Gore did it to himself

Nathan Newman nathan at newman.org
Tue Aug 6 08:55:25 PDT 2002


----- Original Message ----- From: <billbartlett at dodo.com.au>

Nathan Newman wrote:
>There are plenty of good arguments for why
>the Democrats are not always great; the question is whether a third party
>strategy is viable under the present electoral system where no third party
>has been able to get a serious toehold since the Republicans emrged during
>the apocolypse leading up to the Civil War.

-Of course the US Democratic Party is partly responsible for that electoral system. - They could have attempted to change it to a preferential system that would -enable Green voters to give their second preference votes to the Democrat -candidate. Presumably their rationale for not doing so is to blackmail all left -wing voters into voting for them, or waste their vote. If you are right that -voters defecting from the Democrats to vote Green is what cost the Democrats -the election, then it has proven to be a failed strategy. Not the fault of the -Greens, who haven't achieved sufficient political influence to make such a change.

Yes-- moderate Democrats would rather see Republicans elected than lose the two-party dupoly. They actually like taking leftwing voters out of the pool since it forces Democrats to move even further right in order to defeat Republicans.

The issue is not "Democratic strategy"-- who gives a f--- about that. The question is progressive strategy in electing the best overall government we can for our issues.

If voting Green would improve the political system, I'd do it in a second.

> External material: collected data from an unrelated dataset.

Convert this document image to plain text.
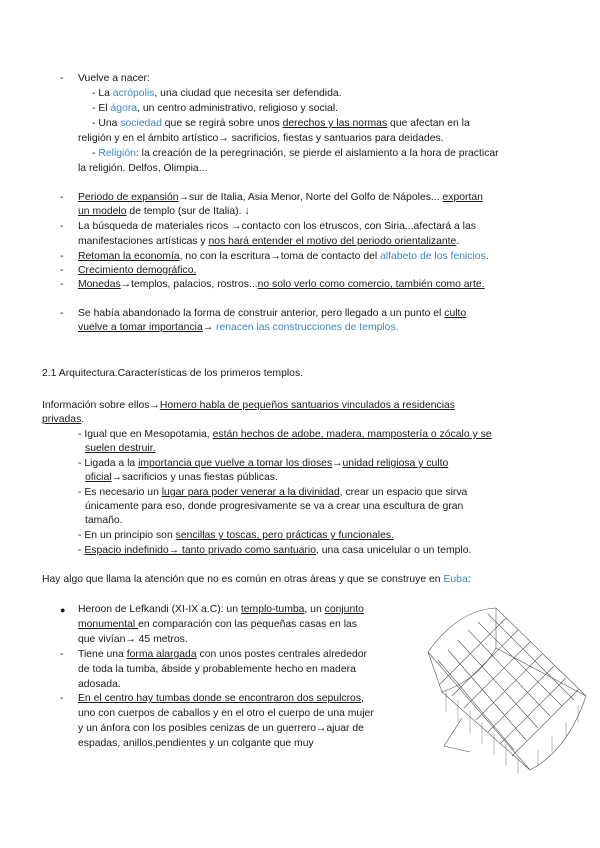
- Vuelve a nacer:
- La acrópolis, una ciudad que necesita ser defendida.
- El ágora, un centro administrativo, religioso y social.
- Una sociedad que se regirá sobre unos derechos y las normas que afectan en la
religión y en el ámbito artístico→ sacrificios, fiestas y santuarios para deidades.
- Religión: la creación de la peregrinación, se pierde el aislamiento a la hora de practicar
la religión. Delfos, Olimpia...
- Periodo de expansión→sur de Italia, Asia Menor, Norte del Golfo de Nápoles... exportan
un modelo de templo (sur de Italia). ↓
- La búsqueda de materiales ricos →contacto con los etruscos, con Siria...afectará a las
manifestaciones artísticas y nos hará entender el motivo del periodo orientalizante.
- Retoman la economía, no con la escritura→toma de contacto del alfabeto de los fenicios.
- Crecimiento demográfico.
- Monedas→templos, palacios, rostros...no solo verlo como comercio, también como arte.
- Se había abandonado la forma de construir anterior, pero llegado a un punto el culto
vuelve a tomar importancia→ renacen las construcciones de templos.
2.1 Arquitectura.Características de los primeros templos.
Información sobre ellos→Homero habla de pequeños santuarios vinculados a residencias
privadas.
- Igual que en Mesopotamia, están hechos de adobe, madera, mampostería o zócalo y se
suelen destruir.
- Ligada a la importancia que vuelve a tomar los dioses→unidad religiosa y culto
oficial→sacrificios y unas fiestas públicas.
- Es necesario un lugar para poder venerar a la divinidad, crear un espacio que sirva
únicamente para eso, donde progresivamente se va a crear una escultura de gran
tamaño.
- En un principio son sencillas y toscas, pero prácticas y funcionales.
- Espacio indefinido→ tanto privado como santuario, una casa unicelular o un templo.
Hay algo que llama la atención que no es común en otras áreas y que se construye en Euba:
● Heroon de Lefkandi (XI-IX a.C): un templo-tumba, un conjunto
monumental en comparación con las pequeñas casas en las
que vivían→ 45 metros.
- Tiene una forma alargada con unos postes centrales alrededor
de toda la tumba, ábside y probablemente hecho en madera
adosada.
- En el centro hay tumbas donde se encontraron dos sepulcros,
uno con cuerpos de caballos y en el otro el cuerpo de una mujer
y un ánfora con los posibles cenizas de un guerrero→ajuar de
espadas, anillos,pendientes y un colgante que muy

In fact, I have done so in the past, until it became clear that it was a failed and useless strategy, especially since the Greens have no strategy to make it useful. I'm a big fan of preferential voting and pushing through such changes is about the ony credible goal out there for the Greens. Although the result would still be largely the same -- the Greens still wouldn't be getting lots of election wins an in fact, moderate candidates (as opposed to the DLC institutionally) would love the change in the end, since they could run independent runs and do quite well.

Folks act as if running under some different label at the ballot box will suddenly change electoral dynamics of having to get 50% of the vote to win. The compromises are not with the "Democratic Party" -- that amorphorous network of 435 candidate-based parties in each individual district -- but with those who vote. Changing the electoral, mobilizing large numbers of new voters, and educating them on the issues is the key to political change, not farting around on changing the color of the party banner to green.

The NAACP mobilized orders of magnitude more new voters than the Greens in the last election. That is serious political change that is meaningful.